Friday, September 13, 2019

Billy Budd at SF Opera

"I am an old man who has experienced much" is the opening line of Billy Budd, Benjamin Britten's 1951 opera. The line had a special resonance for me since I saw Billy Budd at its 1978 West Coast premiere at the San Francisco Opera when I was about the age of Billy Budd, and last Saturday attended the company's fourth production while closer to the age of old Captain Vere.

Britten's music is not everyone's cup of tea, but it has entranced me since discovering his War Requiem in my teens. I rate him with Monteverdi, Mozart, and Verdi as a supernaturally gifted opera composer, and Billy Budd is one of his genuine masterpieces. Based on Herman Melville's tragic, homoerotic novella about a beloved sailor on a British battleship during the 1790s Napoleonic Wars, the opera has a huge, all-male cast with an excellent libretto by the novelist E.M. Forster and Eric Crozier that alternates between brutal realism and ethereal abstraction.

The first SF Opera production from 1978, revived in 1985, was based on the original designs from the 1950s by John Piper, which were minimalist while evocative of the wide, surrounding sea. That 1985 revival may have been my favorite. It starred Dale Duesing (above) as a believable, sweet-souled Billy, the late-career tenor James King as Captain Vere singing the hell out of the role as if he was channeling Jon Vickers as Peter Grimes, and the young bass-baritone James Morris as the frighteningly sadistic master of arms John Claggart. The 2004 Willy Decker production with baritone Nathan Gunn flexing his gym-toned pecs never quite worked for me, partly because it was too abstract and never gave one a sense of the sea, which is a character in itself.

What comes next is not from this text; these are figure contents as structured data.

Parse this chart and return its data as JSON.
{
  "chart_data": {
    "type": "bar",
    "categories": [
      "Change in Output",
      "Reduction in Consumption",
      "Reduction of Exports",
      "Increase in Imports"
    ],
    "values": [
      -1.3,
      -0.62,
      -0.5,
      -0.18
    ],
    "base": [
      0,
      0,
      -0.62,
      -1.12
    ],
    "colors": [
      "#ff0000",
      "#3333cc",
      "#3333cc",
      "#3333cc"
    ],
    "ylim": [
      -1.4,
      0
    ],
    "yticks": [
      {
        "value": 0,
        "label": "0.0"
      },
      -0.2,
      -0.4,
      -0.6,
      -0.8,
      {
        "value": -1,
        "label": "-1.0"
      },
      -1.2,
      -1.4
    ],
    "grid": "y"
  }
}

Michael Grandage, the British director of the current SF Opera production which originated in Glyndebourne, has stated: "Britten has this brilliant capacity to conjure up the huge, surging sound of the sea through the orchestra. Therefore, I wanted to leave the sea to the orchestra and focus on creating the claustrophobic, violent, capricious shipboard world that these characters inhabit." It's a valid approach, and the set by Christopher Oran is boldly impressive (it even moves!) but I still miss the sea because the opera is not just about these characters but their place in the wider world. (All production photos by Cory Weaver.)

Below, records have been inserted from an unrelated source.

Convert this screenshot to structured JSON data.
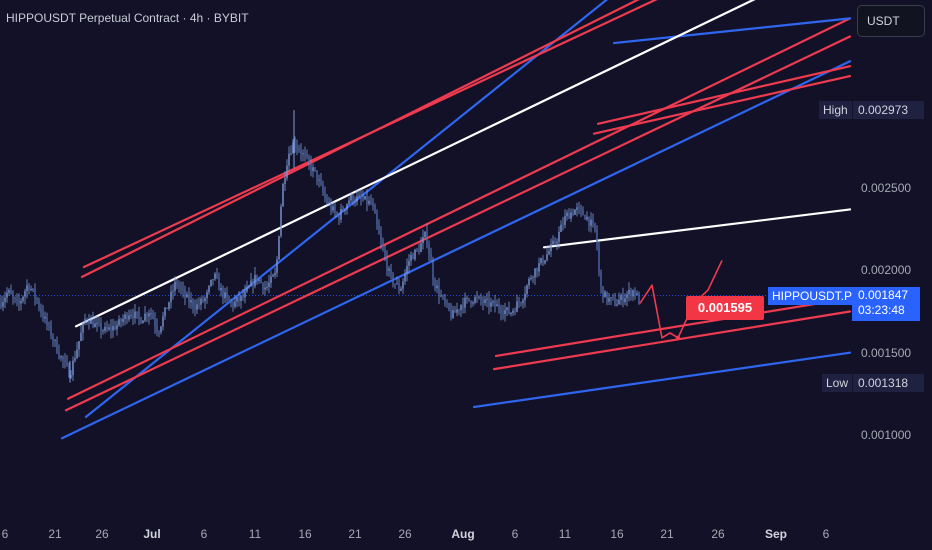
{
  "header": {
    "title": "HIPPOUSDT Perpetual Contract · 4h · BYBIT",
    "currency": "USDT"
  },
  "price_axis": {
    "ticks": [
      "0.002500",
      "0.002000",
      "0.001500",
      "0.001000"
    ],
    "high_label": "High",
    "high_value": "0.002973",
    "low_label": "Low",
    "low_value": "0.001318",
    "symbol_label": "HIPPOUSDT.P",
    "last_price": "0.001847",
    "countdown": "03:23:48",
    "target_price": "0.001595"
  },
  "time_axis": {
    "ticks": [
      {
        "label": "6",
        "month": false
      },
      {
        "label": "21",
        "month": false
      },
      {
        "label": "26",
        "month": false
      },
      {
        "label": "Jul",
        "month": true
      },
      {
        "label": "6",
        "month": false
      },
      {
        "label": "11",
        "month": false
      },
      {
        "label": "16",
        "month": false
      },
      {
        "label": "21",
        "month": false
      },
      {
        "label": "26",
        "month": false
      },
      {
        "label": "Aug",
        "month": true
      },
      {
        "label": "6",
        "month": false
      },
      {
        "label": "11",
        "month": false
      },
      {
        "label": "16",
        "month": false
      },
      {
        "label": "21",
        "month": false
      },
      {
        "label": "26",
        "month": false
      },
      {
        "label": "Sep",
        "month": true
      },
      {
        "label": "6",
        "month": false
      }
    ]
  },
  "colors": {
    "background": "#131127",
    "candle": "#7d9ad8",
    "channel_blue": "#2f66f0",
    "channel_red": "#ef3b4f",
    "trend_white": "#ffffff",
    "projection": "#ef3b4f",
    "accent_blue": "#2962ff"
  },
  "chart_data": {
    "type": "candlestick",
    "price_range": [
      0.00085,
      0.0033
    ],
    "high": 0.002973,
    "low": 0.001318,
    "last": 0.001847,
    "target": 0.001595,
    "close_path": [
      [
        0,
        0.0018
      ],
      [
        8,
        0.00187
      ],
      [
        18,
        0.00178
      ],
      [
        28,
        0.00192
      ],
      [
        36,
        0.00183
      ],
      [
        44,
        0.00171
      ],
      [
        52,
        0.0016
      ],
      [
        60,
        0.00148
      ],
      [
        70,
        0.00137
      ],
      [
        78,
        0.00155
      ],
      [
        86,
        0.00172
      ],
      [
        96,
        0.00166
      ],
      [
        106,
        0.00163
      ],
      [
        118,
        0.00167
      ],
      [
        130,
        0.00175
      ],
      [
        140,
        0.0017
      ],
      [
        150,
        0.00176
      ],
      [
        158,
        0.00163
      ],
      [
        166,
        0.00176
      ],
      [
        176,
        0.00193
      ],
      [
        186,
        0.00183
      ],
      [
        196,
        0.00178
      ],
      [
        206,
        0.00183
      ],
      [
        214,
        0.00197
      ],
      [
        222,
        0.00186
      ],
      [
        232,
        0.00179
      ],
      [
        244,
        0.00184
      ],
      [
        256,
        0.00196
      ],
      [
        266,
        0.00189
      ],
      [
        276,
        0.00198
      ],
      [
        282,
        0.00248
      ],
      [
        288,
        0.0027
      ],
      [
        294,
        0.00278
      ],
      [
        300,
        0.00273
      ],
      [
        308,
        0.00265
      ],
      [
        316,
        0.00258
      ],
      [
        326,
        0.00242
      ],
      [
        338,
        0.00232
      ],
      [
        350,
        0.00244
      ],
      [
        362,
        0.00243
      ],
      [
        372,
        0.0024
      ],
      [
        380,
        0.00218
      ],
      [
        390,
        0.00196
      ],
      [
        400,
        0.00188
      ],
      [
        410,
        0.00208
      ],
      [
        418,
        0.00212
      ],
      [
        426,
        0.00222
      ],
      [
        434,
        0.00193
      ],
      [
        444,
        0.0018
      ],
      [
        452,
        0.00172
      ],
      [
        462,
        0.0018
      ],
      [
        474,
        0.00183
      ],
      [
        486,
        0.0018
      ],
      [
        498,
        0.00178
      ],
      [
        510,
        0.00174
      ],
      [
        522,
        0.00183
      ],
      [
        532,
        0.00198
      ],
      [
        544,
        0.00207
      ],
      [
        556,
        0.00218
      ],
      [
        566,
        0.00233
      ],
      [
        576,
        0.00237
      ],
      [
        586,
        0.00233
      ],
      [
        596,
        0.00223
      ],
      [
        600,
        0.0019
      ],
      [
        606,
        0.00183
      ],
      [
        616,
        0.0018
      ],
      [
        626,
        0.00185
      ],
      [
        634,
        0.00188
      ],
      [
        640,
        0.0018
      ]
    ],
    "trendlines": [
      {
        "color": "blue",
        "points": [
          [
            86,
            0.00111
          ],
          [
            608,
            0.00365
          ]
        ]
      },
      {
        "color": "red",
        "points": [
          [
            84,
            0.00202
          ],
          [
            658,
            0.00365
          ]
        ]
      },
      {
        "color": "red",
        "points": [
          [
            82,
            0.00196
          ],
          [
            640,
            0.00365
          ]
        ]
      },
      {
        "color": "red",
        "points": [
          [
            68,
            0.00122
          ],
          [
            850,
            0.00353
          ]
        ]
      },
      {
        "color": "red",
        "points": [
          [
            66,
            0.00115
          ],
          [
            850,
            0.00342
          ]
        ]
      },
      {
        "color": "blue",
        "points": [
          [
            62,
            0.00098
          ],
          [
            850,
            0.00327
          ]
        ]
      },
      {
        "color": "red",
        "points": [
          [
            598,
            0.00289
          ],
          [
            850,
            0.00324
          ]
        ]
      },
      {
        "color": "red",
        "points": [
          [
            594,
            0.00283
          ],
          [
            850,
            0.00318
          ]
        ]
      },
      {
        "color": "blue",
        "points": [
          [
            614,
            0.00338
          ],
          [
            850,
            0.00353
          ]
        ]
      },
      {
        "color": "red",
        "points": [
          [
            496,
            0.00148
          ],
          [
            850,
            0.00183
          ]
        ]
      },
      {
        "color": "red",
        "points": [
          [
            494,
            0.0014
          ],
          [
            850,
            0.00175
          ]
        ]
      },
      {
        "color": "blue",
        "points": [
          [
            474,
            0.00117
          ],
          [
            850,
            0.0015
          ]
        ]
      },
      {
        "color": "white",
        "points": [
          [
            76,
            0.00166
          ],
          [
            790,
            0.00375
          ]
        ]
      },
      {
        "color": "white",
        "points": [
          [
            544,
            0.00214
          ],
          [
            850,
            0.00237
          ]
        ]
      }
    ],
    "projection": [
      [
        640,
        0.0018
      ],
      [
        652,
        0.00191
      ],
      [
        662,
        0.00159
      ],
      [
        670,
        0.00162
      ],
      [
        678,
        0.00159
      ],
      [
        694,
        0.0018
      ],
      [
        708,
        0.00188
      ],
      [
        722,
        0.00206
      ]
    ]
  }
}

By all means, you should try to see this production in one of its four remaining performances (click here for the SFO website). The huge, all-male chorus, both onstage and offstage, were magnificent and so was the orchestra under conductor Lawrence Renes who was last here leading Nixon in China. I heard musical details from the orchestra and the chorus that were brand new.

Bass-baritone Christian Van Horn sounded great, particularly his Iago-like aria where he vows to destroy beauty, handsomeness, and goodness. His characterization was a bit too suave for my tastes, which meant he veered into silent-movie villain rather than a recognizable, poisonous, closet case sadist. William Burden as Captain Vere gave the best performance in that difficult role I have ever heard, and his English diction was so masterful you could understand almost every word without the provided surtitles.

Baritone John Chest certainly looked like the young pretty boy sailor Terence Stamp portrayed in the early 1960s Peter Ustinov movie, but he seemed to get lost in the shuffle of all the activity onstage during Act One, vocally and dramatically. One reason for that was the extraordinary cast of singers in smaller roles surrounding him. Matthew O'Neill as Squeak was funny and awful (somebody should cast him as Mime), while Philip Skinner as Dansker was so powerfully voiced that he wasn't quite believable as the oldest tar on the battleship. Edward Nelson, Hadleigh Adams, Wayne Tigges, Philip Horst, Christian Pursell, and Robert Brubaker also shone in their various roles as officers and seamen. Tenor Brenton Ryan (above) was so poignant and sang so beautifully as the Novice who is given 20 lashes that he threatened to walk off with the opera.

John Chest came into his own during the second act, and particularly in his long aria while awaiting his execution, where he didn't try to do too much and was all the more affecting for it. His voice blossomed beautifully and it was hard not to cry. Now I can't wait to go see and hear it again.